Even though the choices went off without a hitch, he was still crying and fit throwing, begging for the iPad, which I knew would cause another fit when it was time to turn it off. 

“Do you want to run up the stairs or walk up the stairs?”  I asked, hoping to turn the night around.

“iPad poopy.”

“Okay, my choice.  I choose that you walk up the stairs.”  Again, a little tidbit from a book.  When the kid doesn't make a choice, you make it for him.  

“Poop up the stairs.”

Baaa!  At what point can I give up?  When can I have the hissy fit?!  Is all this really necessary?  Am I really expected to continue having a conversation with no one, essentially? 

He was watching me with a defiant glint in his eye.  His foot was inching toward the base of the coffee table – one good thrust and the glass top would be the glass bottom.  “Poop.” One word and all I can think is: Is this what my life has become?  Must I be the hostage negotiator, hoping to get the coffee table out in one piece? 

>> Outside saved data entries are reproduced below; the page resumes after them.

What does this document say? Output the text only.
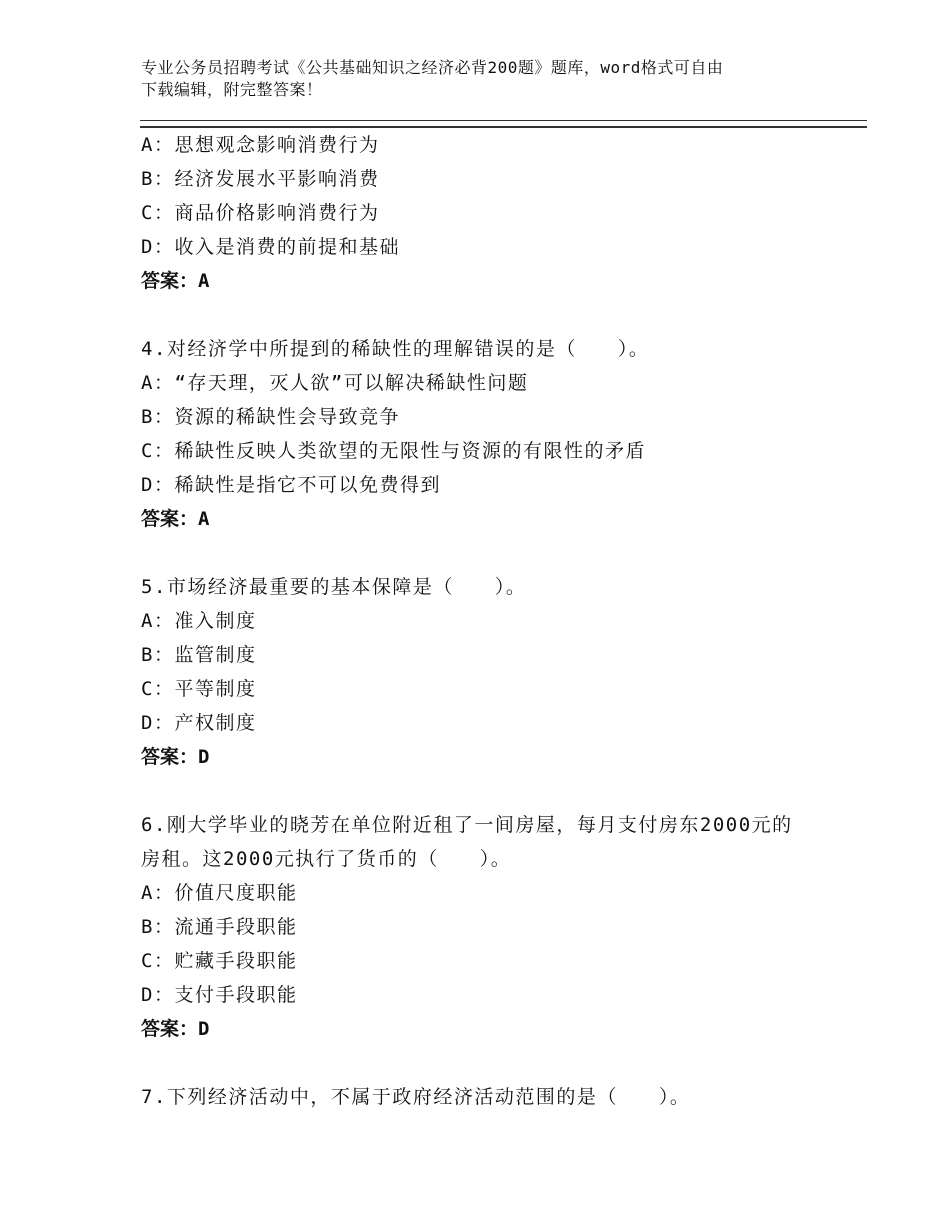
专业公务员招聘考试《公共基础知识之经济必背200题》题库，word格式可自由
下载编辑，附完整答案！
A：思想观念影响消费行为
B：经济发展水平影响消费
C：商品价格影响消费行为
D：收入是消费的前提和基础
答案：A
4.对经济学中所提到的稀缺性的理解错误的是（　　）。
A：“存天理，灭人欲”可以解决稀缺性问题
B：资源的稀缺性会导致竞争
C：稀缺性反映人类欲望的无限性与资源的有限性的矛盾
D：稀缺性是指它不可以免费得到
答案：A
5.市场经济最重要的基本保障是（　　）。
A：准入制度
B：监管制度
C：平等制度
D：产权制度
答案：D
6.刚大学毕业的晓芳在单位附近租了一间房屋，每月支付房东2000元的房租。这2000元执行了货币的（　　）。
A：价值尺度职能
B：流通手段职能
C：贮藏手段职能
D：支付手段职能
答案：D
7.下列经济活动中，不属于政府经济活动范围的是（　　）。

“Walk. Up. The. Stairs.”  I said, pointing.  What a joke.  How can one make a child walk?  Trust me, I’ve had my fair share of experience with trying and have some shin bruises and dents in the walls to show for it.

In the end, as the youngest child is often the martyr, he was carried up the stairs, kicking and screaming and sobbing about his loss of reading time and unceremonious tuck-in.  The elder two watched in disappointment, as well they should have. There is not a chance in heck of them getting away with anything on a grab and carry night.  Sometimes you just gotta take matters into your own hands.  Literally. 

This bedtime/behavior study has me flummoxed.  Are kids really better behaved with a regular bedtime?  If so, mine should be pretty good.  But . . . there’s always that trip to the store where two kids are physically fighting before we get inside, one runs off and hides in the racks, one is crying because they were counted down to no treat, one pushes the cart into my heels (three times in one trip.  And not accidental.), and yet another feels the need to take the opportunity in public to tell me of all my shortcomings as a mother. There's aways the youngest locking his friends out of our house or the older two sneaking off to the neighbor's and playing Minecraft on a school night.  


Bedtimes here are sacred, but certainly not the path to enlightenment and perfect kids.  Sometimes I even think my kids would be better behaved in the mornings . . . while they are still asleep . . . so I wonder if I should allow them to stay up later? 







2 comments:

  1. Rhonda, I dearly love the clever way you depict your life with the boys, and I just wish I had more to say about you than I've already said. You're remarkable in every sense of that word. You're the best thing that's come into our lives lately and Jack has changed our world!